SWEDISH MIDSUMMER

Midsummer is a celebration of the changing of the seasons that takes place on the Friday of the week of the summer solstice and is one of the most important celebrations in Sweden. To gain more insight into what goes into the day, we asked lead makeup artist and head of education in the US, Helen Andersson to describe Midsummer in her words, as she knows it:
Midsummer is one of the most important days of the year in Sweden and just happens to be my very favorite celebration. It is often an all night thing since it’s the lightest night of the year and the sun will set only for an hour or two.

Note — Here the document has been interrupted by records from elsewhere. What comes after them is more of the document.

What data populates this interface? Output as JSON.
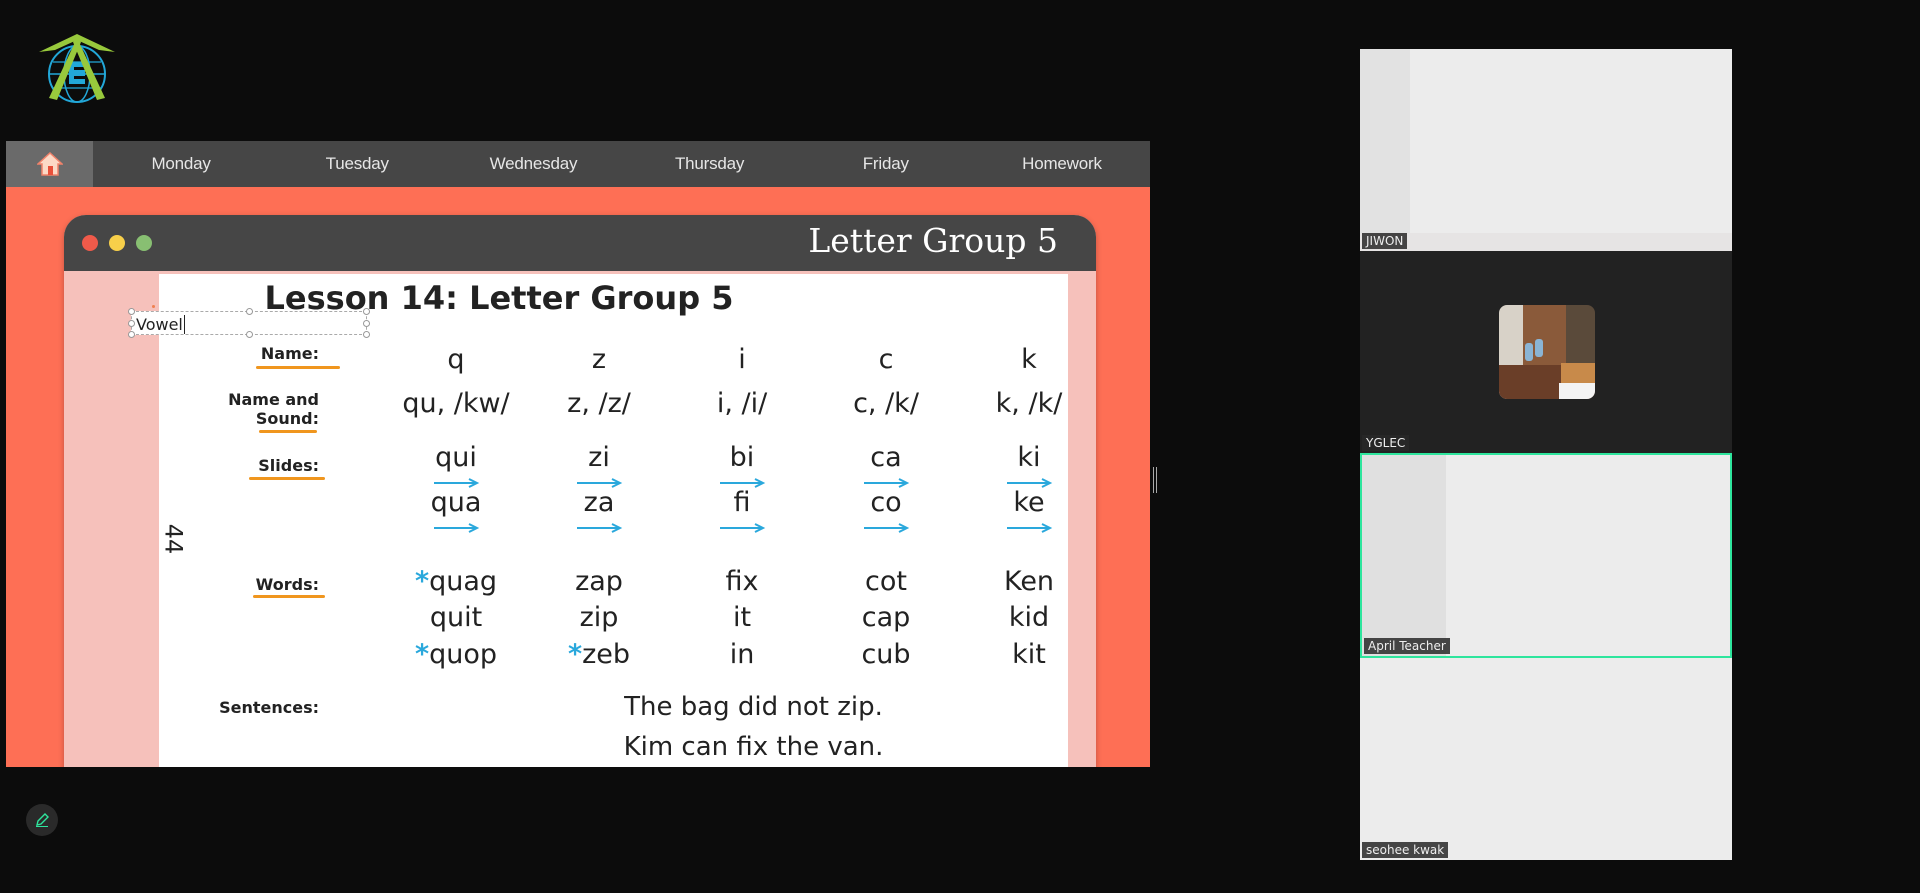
{
  "app": {
    "logo_icon": "globe-arrow-e-logo"
  },
  "nav": {
    "home_icon": "home-icon",
    "items": [
      "Monday",
      "Tuesday",
      "Wednesday",
      "Thursday",
      "Friday",
      "Homework"
    ]
  },
  "slide": {
    "window_title": "Letter Group 5",
    "lesson_title": "Lesson 14: Letter Group 5",
    "page_number": "44",
    "textbox_value": "Vowel",
    "labels": {
      "name": "Name:",
      "name_sound_1": "Name and",
      "name_sound_2": "Sound:",
      "slides": "Slides:",
      "words": "Words:",
      "sentences": "Sentences:"
    },
    "names": [
      "q",
      "z",
      "i",
      "c",
      "k"
    ],
    "name_sound": [
      "qu, /kw/",
      "z, /z/",
      "i, /i/",
      "c, /k/",
      "k, /k/"
    ],
    "slides_row1": [
      "qui",
      "zi",
      "bi",
      "ca",
      "ki"
    ],
    "slides_row2": [
      "qua",
      "za",
      "fi",
      "co",
      "ke"
    ],
    "words_row1": [
      "quag",
      "zap",
      "fix",
      "cot",
      "Ken"
    ],
    "words_row2": [
      "quit",
      "zip",
      "it",
      "cap",
      "kid"
    ],
    "words_row3": [
      "quop",
      "zeb",
      "in",
      "cub",
      "kit"
    ],
    "star": "*",
    "sentences": [
      "The bag did not zip.",
      "Kim can fix the van."
    ]
  },
  "participants": [
    {
      "name": "JIWON"
    },
    {
      "name": "YGLEC"
    },
    {
      "name": "April Teacher",
      "active": true
    },
    {
      "name": "seohee kwak"
    }
  ],
  "colors": {
    "accent_orange": "#fe6f55",
    "active_speaker": "#2ee59d",
    "nav_bg": "#464646"
  }
}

It is a time of magic when it is/was believed that one can harness natures special powers on this night. For example, when unmarried girls (or boys) would walk home in the early hours of the morning they would pick 7 kinds of flowers to put under their pillow and it was said they would dream of their future husband (or wife). I love this tradition and have done it many times. Not sure I dreamt about a husband though.

Also we make flower wreaths for our hair, I still do this every year! There is an old photo in W magazine of me and Martina wearing them, maybe I will try to find it? It’s very cute.

We then raise the midsummer pole, which is clad in greenery and flowers, and we dance around it. Then we sit down to a feast of different pickled herrings and boiled new potatoes, sour cream and chives, schnapps and cold beer. And we sing many drinking songs.

Last but not least, we eat the first harvest of strawberries. For me this long day is a celebration of nature, fertility and magic. And the light is so spectacular. No wonder you want to stay up all night…writing this made me very homesick!

We are all reminded during this time to celebrate the light. Though darkness may be looming around the corner, we must remember the joy, the love, and the magic we each carry with us and with those we include in our lives. May everyone have a summer filled with exuberant celebration, magic, and love.